Le Grazie di Curtatone

Unico nel suo genere, il santuario di Santa Maria delle Grazie, che si incontra a Curtatone, a pochi chilometri da Mantova in direzione di Cremona.

Francesco Gonzaga, il guerriero veneziano che divenne sul finire del 1300 il primo signore di Mantova, costruì il Castello ai bordi del lago Inferiore che ancora oggi è la sontuosa porta alla città, decapitò la giovanissima Agnese Visconti con l’accusa di adulterio, favorì lettere e arti ed edificò conventi e chiese. Tra queste, una delle più originali e sorprendenti, unica nel suo genere, è il santuario di Santa Maria delle Grazie, che si incontra a Curtatone, teatro della famosa battaglia risorgimentale del 1848, a pochi chilometri da Mantova in direzione di Cremona.
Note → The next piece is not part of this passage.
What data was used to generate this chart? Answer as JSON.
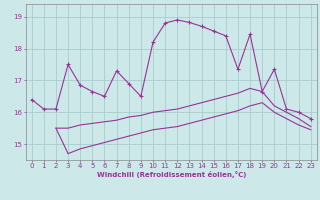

La zona ricorda il plat pays descritto da Jaques Brel. L’orizzonte è quello piatto e vasto delle campagne mantovane, dove le vette che toccano le nuvole sono solo cime di campanili e il territorio agricolo si allunga a perdita d’occhio, con qualche cascinale, boschi di pioppi a macchia e ruderi, divisi e nello stesso tempo collegati da una fitta rete di canali.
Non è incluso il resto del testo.